Printing with bioplastics is another alternative that’s already taking shape. Ekocycle owners can also choose compostable, biodegradable polylactic acid filament made with plant starch (usually from corn). And the 3D Print Canal House project in Amsterdam aims to 3D print an entire building with Macromelt made of 80 percent vegetable oil. However, biofuels still come with their own set of environmental and economic challenges.

Clearing the Air about Home Printing

Can melting plastic in your home affect your health? A 2013 study by Illinois Institute of Technology (IIT) found particle pollution associated with 3D printing to be equivalent to stovetop cooking, burning scented candles, or burning a cigarette. Particle pollution poses risks to the airways and circulatory system, potentially leading to breathing problems, heart attack, and stroke. But the amount of pollution depends on the type of plastic used. Most commercially available 3D printers use either acrylonitrile butadiene styrene (ABS) or bio-based PLA. The IIT study found that the ABS printers resulted in much higher emissions of ultrafine particles (less than 100 nanometers in diameter) than PLA printers. Also, while fumes from heated ABS plastic are associated with toxicity in lab animals, the chemistry of corn-based PLA doesn’t pose toxicity hazards.

While current models of 3D printers generally don’t come with air filters or exhaust mechanisms, future models could be fit with nanoparticle filters. For now, printing enthusiasts can take precautions such as ventilating the room and using an air filter while printing.

More Energy for Metals?

A pivotal environmental question about any new technology is how much energy it uses. Although home printing is energy efficient — desktop printers draw about as much power as a laptop computer — concerns have been raised about the amount of energy needed for the direct metal laser-sintering (DMLS) method of 3D printing industrial parts, which fuses metal granules together with lasers. Back in 2009, researchers at MIT found the method used hundreds of times the electricity of traditional methods. However, the study only looked at the production stage without taking into account overall life cycle, including waste reduction and reduced transportation emissions for lighter products.

A more recent study conducted in 2013 by EOS and EADS’ Innovation Works (now Airbus Group), both private companies, compared the manufacture of airplane hinge brackets via DMLS and traditional casting. It evaluated both processes in terms of carbon dioxide emissions, energy consumption, raw material efficiency, and recycling.

While the DMLS bracket did require more energy in the production phase, other advantages made up for it. The DMLS brackets weighed less, since they could be printed in lighter titanium instead of steel. The additive process also reduced waste by up to 75 percent.
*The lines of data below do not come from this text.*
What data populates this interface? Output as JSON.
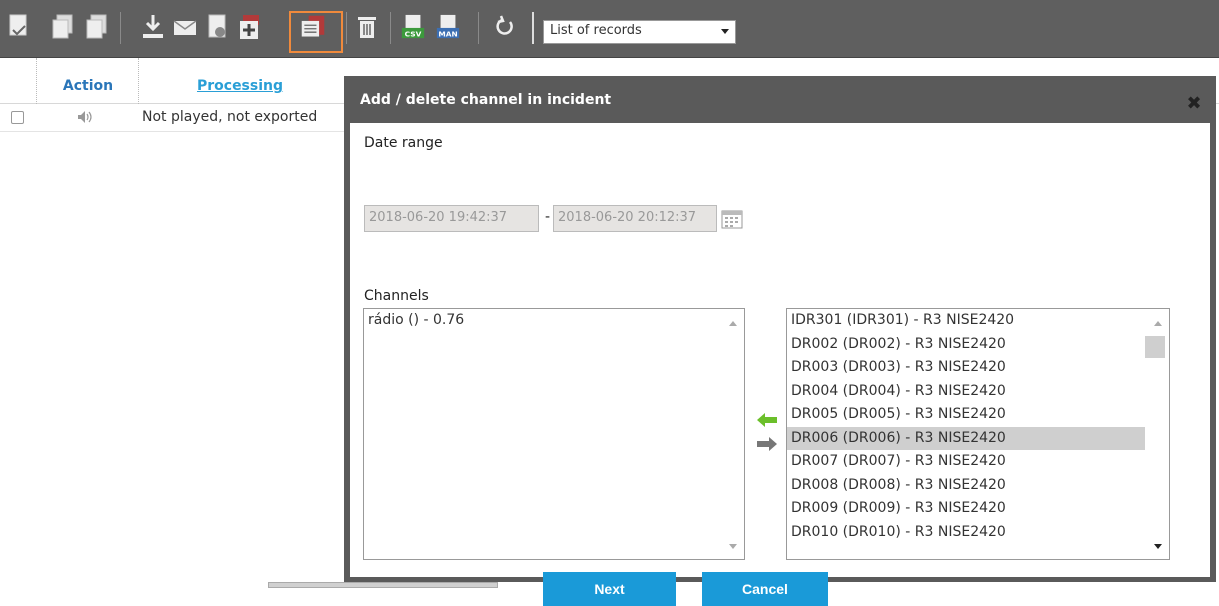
{
  "toolbar": {
    "icons": [
      "export-down-icon",
      "copy-doc-icon",
      "copy-doc-2-icon",
      "download-icon",
      "mail-icon",
      "doc-settings-icon",
      "add-incident-icon",
      "channel-incident-icon",
      "trash-icon",
      "csv-export-icon",
      "man-export-icon",
      "refresh-icon"
    ],
    "view_select": {
      "value": "List of records"
    },
    "highlight_color": "#f08a3c"
  },
  "grid": {
    "headers": {
      "action": "Action",
      "processing": "Processing"
    },
    "rows": [
      {
        "status": "Not played, not exported"
      }
    ]
  },
  "dialog": {
    "title": "Add / delete channel in incident",
    "date_range_label": "Date range",
    "date_from": "2018-06-20 19:42:37",
    "date_separator": "-",
    "date_to": "2018-06-20 20:12:37",
    "channels_label": "Channels",
    "selected_channels": [
      "rádio () - 0.76"
    ],
    "available_channels": [
      "IDR301 (IDR301) - R3 NISE2420",
      "DR002 (DR002) - R3 NISE2420",
      "DR003 (DR003) - R3 NISE2420",
      "DR004 (DR004) - R3 NISE2420",
      "DR005 (DR005) - R3 NISE2420",
      "DR006 (DR006) - R3 NISE2420",
      "DR007 (DR007) - R3 NISE2420",
      "DR008 (DR008) - R3 NISE2420",
      "DR009 (DR009) - R3 NISE2420",
      "DR010 (DR010) - R3 NISE2420"
    ],
    "selected_index": 5,
    "next_label": "Next",
    "cancel_label": "Cancel",
    "accent_color": "#1a9ad8"
  }
}
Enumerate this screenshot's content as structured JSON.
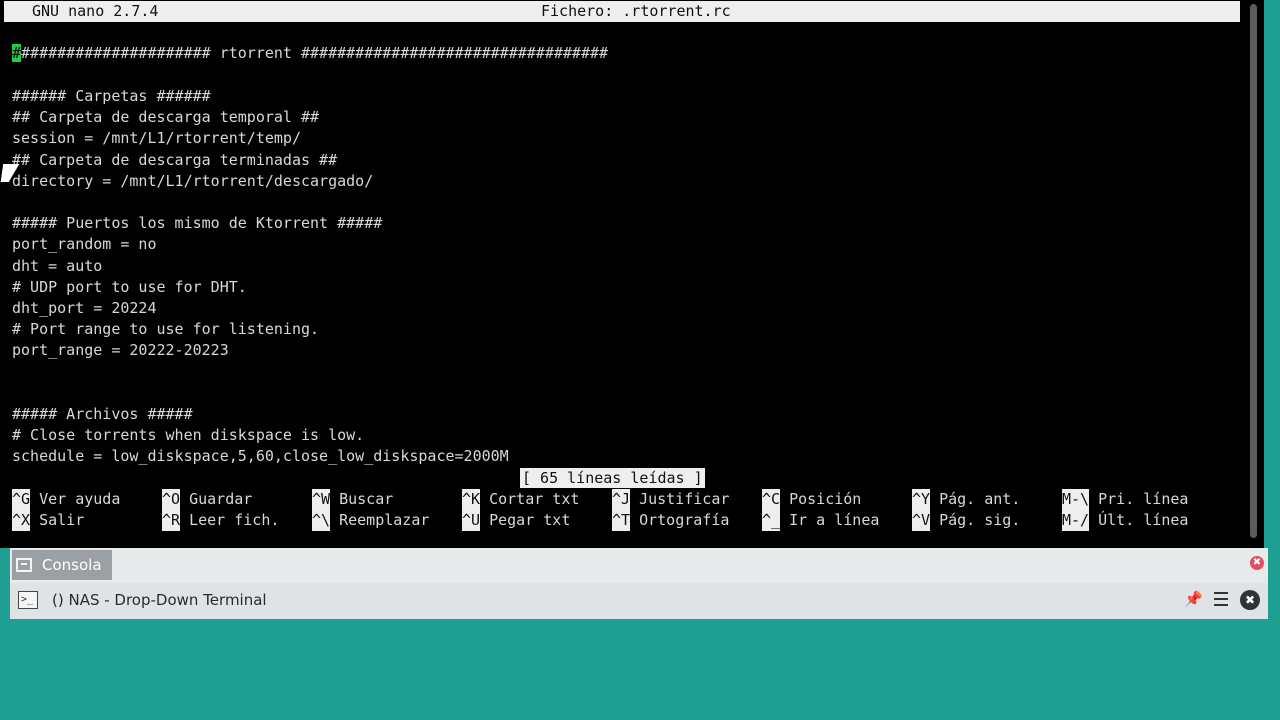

Most importantly, the geometric complexity made possible by 3D printing allowed for easy optimization of the part’s design. The lighter, optimized brackets can safely reduce an aircraft’s weight by 10 kilograms. Despite using more energy in the production phase, the brackets can cut emissions by 40 percent over their entire life cycle, including the use phase.

3D printing is a complex technology that can use a variety of different materials to make a wide range of products. The fact that it is still a relatively new technology means that there is still room for experimentation and improvement, and with continued development, 3D printing may hold real promise for improved sustainability.